The scope of this article is not to teach you about something, but simply to share with you what I made, to collect as many suggestions and improvements as possible, so feel free to make your observations.

The original MergeSort algorithm

Below you can find the description of MergeSort algorithm, taken from Wikipedia. Conceptually, the algorithm starts from an unsorted list and works in the following way:

  1. Divide the unsorted list into n sublists, each containing one element (a list of one element is considered sorted).
  2. Repeatedly merge sublists to produce new sublists until there is only one sublist remaining. (This will be the sorted list.)
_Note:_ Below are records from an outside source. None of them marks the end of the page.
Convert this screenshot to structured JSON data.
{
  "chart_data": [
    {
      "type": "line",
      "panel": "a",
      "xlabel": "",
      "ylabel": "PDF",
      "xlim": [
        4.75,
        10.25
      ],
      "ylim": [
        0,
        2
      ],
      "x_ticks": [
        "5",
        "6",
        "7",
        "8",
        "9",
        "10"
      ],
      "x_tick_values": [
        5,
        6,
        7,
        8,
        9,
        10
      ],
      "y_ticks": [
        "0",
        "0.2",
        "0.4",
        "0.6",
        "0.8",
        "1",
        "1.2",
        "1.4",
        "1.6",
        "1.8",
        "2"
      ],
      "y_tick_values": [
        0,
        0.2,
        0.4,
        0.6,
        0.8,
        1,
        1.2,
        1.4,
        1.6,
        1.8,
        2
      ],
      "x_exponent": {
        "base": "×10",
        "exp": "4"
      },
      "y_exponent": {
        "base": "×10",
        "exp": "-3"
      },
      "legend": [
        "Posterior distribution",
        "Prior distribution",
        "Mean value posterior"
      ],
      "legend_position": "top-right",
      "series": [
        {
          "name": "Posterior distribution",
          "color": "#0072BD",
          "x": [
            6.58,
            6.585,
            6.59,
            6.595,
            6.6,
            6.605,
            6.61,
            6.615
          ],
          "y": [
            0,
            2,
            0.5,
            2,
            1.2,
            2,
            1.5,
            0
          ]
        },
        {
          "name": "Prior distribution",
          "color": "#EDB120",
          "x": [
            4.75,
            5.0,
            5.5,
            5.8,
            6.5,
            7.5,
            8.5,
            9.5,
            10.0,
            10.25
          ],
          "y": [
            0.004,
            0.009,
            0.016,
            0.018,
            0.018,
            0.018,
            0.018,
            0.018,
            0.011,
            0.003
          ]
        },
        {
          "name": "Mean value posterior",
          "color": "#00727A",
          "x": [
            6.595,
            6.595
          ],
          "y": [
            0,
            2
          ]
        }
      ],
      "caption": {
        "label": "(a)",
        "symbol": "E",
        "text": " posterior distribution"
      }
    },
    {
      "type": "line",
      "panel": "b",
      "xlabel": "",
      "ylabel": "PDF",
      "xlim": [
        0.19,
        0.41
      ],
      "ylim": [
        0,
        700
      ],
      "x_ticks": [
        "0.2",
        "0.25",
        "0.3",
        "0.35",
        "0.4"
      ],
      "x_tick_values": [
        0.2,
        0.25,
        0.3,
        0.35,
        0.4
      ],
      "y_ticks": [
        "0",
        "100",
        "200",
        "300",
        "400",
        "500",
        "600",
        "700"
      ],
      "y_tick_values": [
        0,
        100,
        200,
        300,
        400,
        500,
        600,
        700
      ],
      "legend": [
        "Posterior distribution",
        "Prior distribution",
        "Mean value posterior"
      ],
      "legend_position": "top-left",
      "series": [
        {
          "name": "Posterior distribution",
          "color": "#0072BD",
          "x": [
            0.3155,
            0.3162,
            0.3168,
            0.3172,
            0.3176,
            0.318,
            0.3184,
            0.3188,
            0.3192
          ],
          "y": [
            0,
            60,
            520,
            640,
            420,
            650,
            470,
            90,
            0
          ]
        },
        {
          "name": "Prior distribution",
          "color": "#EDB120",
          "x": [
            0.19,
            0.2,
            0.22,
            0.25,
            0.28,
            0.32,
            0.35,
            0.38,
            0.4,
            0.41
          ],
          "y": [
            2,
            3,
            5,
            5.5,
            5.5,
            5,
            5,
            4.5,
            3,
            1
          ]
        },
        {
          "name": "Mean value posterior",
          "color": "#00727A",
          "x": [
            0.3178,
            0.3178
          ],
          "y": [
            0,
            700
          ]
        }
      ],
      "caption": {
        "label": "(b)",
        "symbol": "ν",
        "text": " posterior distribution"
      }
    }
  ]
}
The pseudo code usually needed to implement the algorithm contains these two functions:

  • merge_sort function
  • Merge function

And it appears like this (from Wikipedia):

function merge_sort(list m)
    // if list size is 1, consider it sorted and return it
    if length(m) <= 1
        return m
    // else list size is > 1, so split the list into two sublists
    var list left, right
    var integer middle = length(m) / 2
    for each x in m before middle
         add x to left
    for each x in m after or equal middle
         add x to right
    // recursively call merge_sort() to further split each sublist
    // until sublist size is 1
    left = merge_sort(left)
    right = merge_sort(right)
    // merge the sublists returned from prior calls to merge_sort()
    // and return the resulting merged sublist
    return merge(left, right)

function merge(left, right)
    var list result
    while length(left) > 0 or length(right) > 0
        if length(left) > 0 and length(right) > 0
            if first(left) <= first(right)
                append first(left) to result
                left = rest(left)
            else
                append first(right) to result
                right = rest(right)
        else if length(left) > 0
            append first(left) to result
            left = rest(left)
        else if length(right) > 0
            append first(right) to result
            right = rest(right)
    end while
    return result

Mmmh....this pseudo-code version seems to do a lot of things in the same functions: check length of arrays, compare numbers, manage iterations...actually too much things for only two functions. This is a very good example on how to try decompose responsibilities. Let's go.

How my code works

Well, looking into this MergeSort I found three big responsibilities, that describe the main steps of the algorithm. Running MergeSort, we always need to:

  • Split original array in parts smaller than two elements;
  • Sort the split arrays with a compare between elements;
  • Merge the sorted arrays;

For this behaviors, I created three objects, named

  • ArraySplitter
  • ComparableArray
  • Merger

Everything is driven from a class named "MergeSort" that uses this three objects in a very simple way, doing only three actions:

  • Split arrays
  • Sort split arrays
  • Merge arrays

And so, if you look at the code of this class, you can see this:

C#
public int[] Sort(int[] arrayToSort)
{
    if (arrayToSort.Length==1)
        return arrayToSort;

    if (arrayToSort.Length == 2)
    return SortTwoElements(arrayToSort[0], arrayToSort[1]);

    var splitter = new ArraySplitter(arrayToSort);
    int[] splittedArrayA = splitter.GetFirstPart();
    int[] splittedArrayB = splitter.GetSecondPart();
            
    int[] sortedArrayA = Sort(splittedArrayA);
    int[] sortedArrayB = Sort(splittedArrayB);

    var merger = new Merger();
    return merger.Merge(sortedArrayA,sortedArrayB);
}

private int[] SortTwoElements(int firstElement, int secondElement)
{
    var min = (Math.Abs(firstElement + secondElement) - Math.Abs(firstElement - secondElement)) / 2;
    var max = (Math.Abs(firstElement + secondElement) + Math.Abs(firstElement - secondElement)) / 2;
    return new[] { min, max };
}

And finally, now, we are able to understand who is doing what, because at this level we don't see all the "technical stuff" or better we don't want to see how things are done, because this is something that we want to delegate to internal classes.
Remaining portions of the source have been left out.